Automobiles are a complex system of mechanical, electrical, and chemical components that function together to transport people or cargo. The arrangement and choice of these components depend on a variety of factors, including the intended use of the automobile. For example, a car designed to be economical and comfortable for local driving requires a fuel-efficient engine and an efficient cooling and lubrication system. On the other hand, a sports car designed for high speeds requires more power and an advanced suspension system. Many modern cars also contain “regenerative” brakes, which convert some of the energy of a car’s motion into electricity, and thus recharge the battery.
The automobile revolutionized daily life in the twentieth century, changing the ways people work, shop, and live. It is now possible to travel anywhere in the world in a relatively short time, and to live in places far from family and friends without relying on others for transportation. Modern life would be impossible, or at least very inconvenient, without the automobile.

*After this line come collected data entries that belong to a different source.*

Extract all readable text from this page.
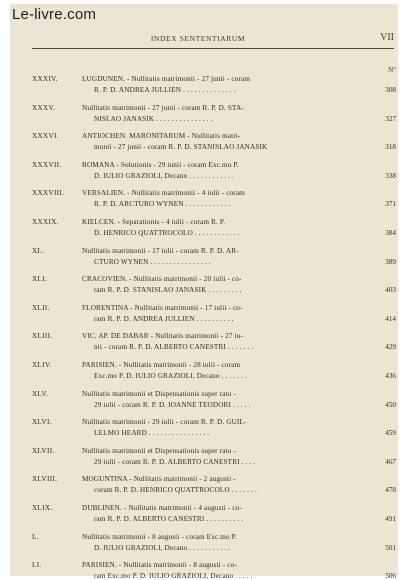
Le-livre.com
INDEX SENTENTIARUM	VII
N°
XXXIV.	LUGDUNEN. - Nullitatis matrimonii - 27 junii - coram
R. P. D. ANDREA JULLIEN . . . . . . . . . . . . . .	308
XXXV.	Nullitatis matrimonii - 27 junii - coram R. P. D. STA-
NISLAO JANASIK . . . . . . . . . . . . . . .	327
XXXVI.	ANTIOCHEN. MARONITARUM - Nullitatis matri-
monii - 27 junii - coram R. P. D. STANISLAO JANASIK	318
XXXVII.	ROMANA - Solutionis - 29 iunii - coram Exc.mo P.
D. IULIO GRAZIOLI, Decano . . . . . . . . . . . .	338
XXXVIII. VERSALIEN. - Nullitatis matrimonii - 4 iulii - coram
R. P. D. ARCTURO WYNEN . . . . . . . . . . . .	371
XXXIX.	KIELCEN. - Separationis - 4 iulii - coram R. P.
D. HENRICO QUATTROCOLO . . . . . . . . . . . .	384
XL.	Nullitatis matrimonii - 17 iulii - coram R. P. D. AR-
CTURO WYNEN . . . . . . . . . . . . . . . .	389
XLI.	CRACOVIEN. - Nullitatis matrimonii - 20 iulii - co-
ram R. P. D. STANISLAO JANASIK . . . . . . . . .	403
XLII.	FLORENTINA - Nullitatis matrimonii - 17 iulii - co-
ram R. P. D. ANDREA JULLIEN . . . . . . . . . .	414
XLIII.	VIC. AP. DE DABAR - Nullitatis matrimonii - 27 iu-
nii - coram R. P. D. ALBERTO CANESTRI . . . . . . .	429
XLIV.	PARISIEN. - Nullitatis matrimonii - 28 iulii - coram
Exc.mo P. D. IULIO GRAZIOLI, Decano . . . . . . .	436
XLV.	Nullitatis matrimonii et Dispensationis super rato -
29 iulii - coram R. P. D. IOANNE TEODORI . . . . .	450
XLVI.	Nullitatis matrimonii - 29 iulii - coram R. P. D. GUIL-
LELMO HEARD . . . . . . . . . . . . . . . .	459
XLVII.	Nullitatis matrimonii et Dispensationis super rato -
29 iulii - coram R. P. D. ALBERTO CANESTRI . . . .	467
XLVIII.	MOGUNTINA - Nullitatis matrimonii - 2 augusti -
coram R. P. D. HENRICO QUATTROCOLO . . . . . . .	478
XLIX.	DUBLINEN. - Nullitatis matrimonii - 4 augusti - co-
ram R. P. D. ALBERTO CANESTRI . . . . . . . . . .	491
L.	Nullitatis matrimonii - 8 augusti - coram Exc.mo P.
D. IULIO GRAZIOLI, Decano . . . . . . . . . . .	501
LI.	PARISIEN. - Nullitatis matrimonii - 8 augusti - co-
ram Exc.mo P. D. IULIO GRAZIOLI, Decano . . . . .	506
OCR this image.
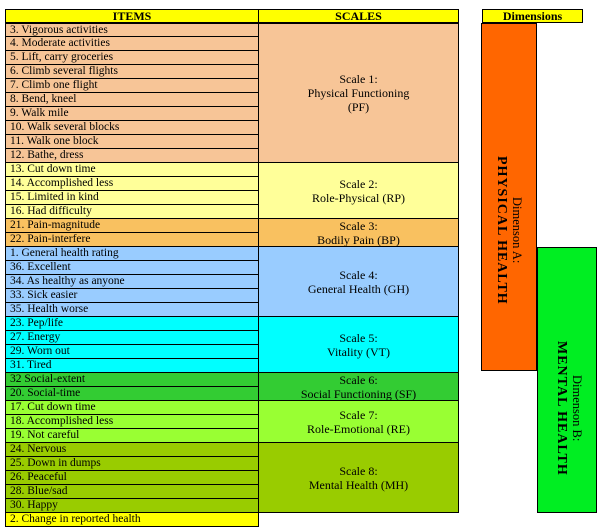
ITEMS	SCALES	Dimensions
3. Vigorous activities
4. Moderate activities
5. Lift, carry groceries
6. Climb several flights
7. Climb one flight
8. Bend, kneel
9. Walk mile
10. Walk several blocks
11. Walk one block
12. Bathe, dress
13. Cut down time
14. Accomplished less
15. Limited in kind
16. Had difficulty
21. Pain-magnitude
22. Pain-interfere
1. General health rating
36. Excellent
34. As healthy as anyone
33. Sick easier
35. Health worse
23. Pep/life
27. Energy
29. Worn out
31. Tired
32 Social-extent
20. Social-time
17. Cut down time
18. Accomplished less
19. Not careful
24. Nervous
25. Down in dumps
26. Peaceful
28. Blue/sad
30. Happy
2. Change in reported health
Scale 1:
Physical Functioning
(PF)
Scale 2:
Role-Physical (RP)
Scale 3:
Bodily Pain (BP)
Scale 4:
General Health (GH)
Scale 5:
Vitality (VT)
Scale 6:
Social Functioning (SF)
Scale 7:
Role-Emotional (RE)
Scale 8:
Mental Health (MH)
Dimenson A:
PHYSICAL HEALTH
Dimenson B:
MENTAL HEALTH
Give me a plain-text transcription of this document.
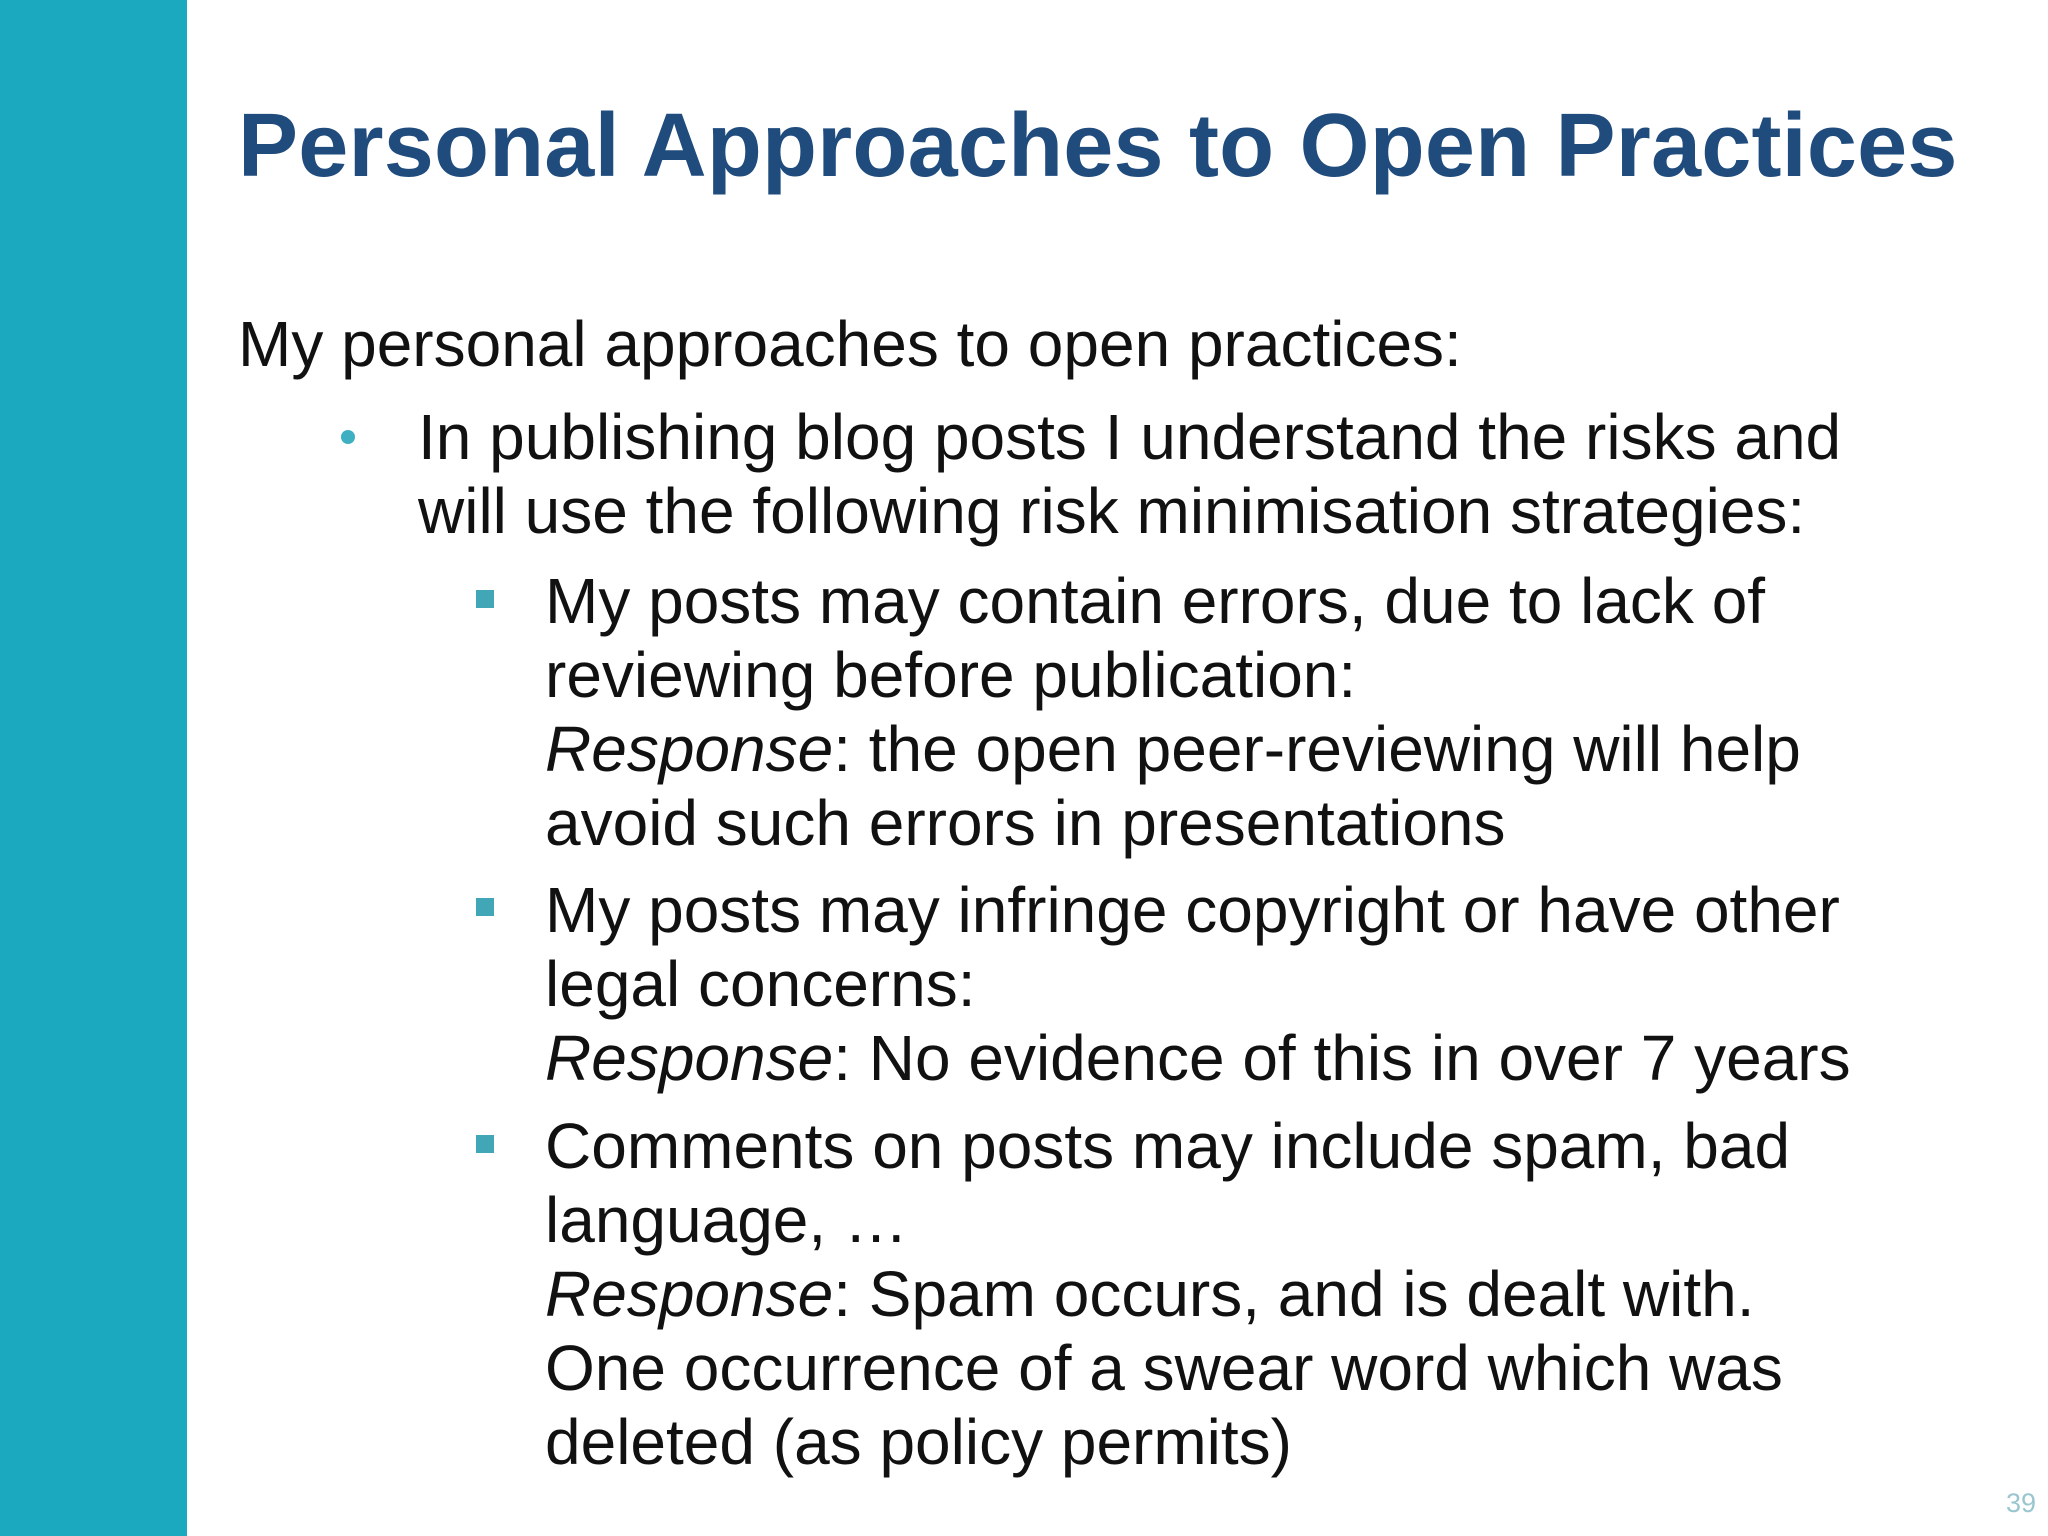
Personal Approaches to Open Practices
My personal approaches to open practices:
In publishing blog posts I understand the risks and
will use the following risk minimisation strategies:
My posts may contain errors, due to lack of
reviewing before publication:
Response: the open peer-reviewing will help
avoid such errors in presentations
My posts may infringe copyright or have other
legal concerns:
Response: No evidence of this in over 7 years
Comments on posts may include spam, bad
language, …
Response: Spam occurs, and is dealt with.
One occurrence of a swear word which was
deleted (as policy permits)
39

The automobile was first perfected in Germany and France toward the end of the nineteenth century by such men as Gottlieb Daimler, Karl Benz, Emile Levassor, and Nicolaus Otto. It was Henry Ford, however, who made the automobile accessible to the middle class of the United States by using innovative methods of mass production at his Highland Park, Michigan, plant to produce the Model T runabout. By selling his car at a price less than the average annual wage in 1912, Ford enabled millions of Americans to enjoy the convenience of personal transportation.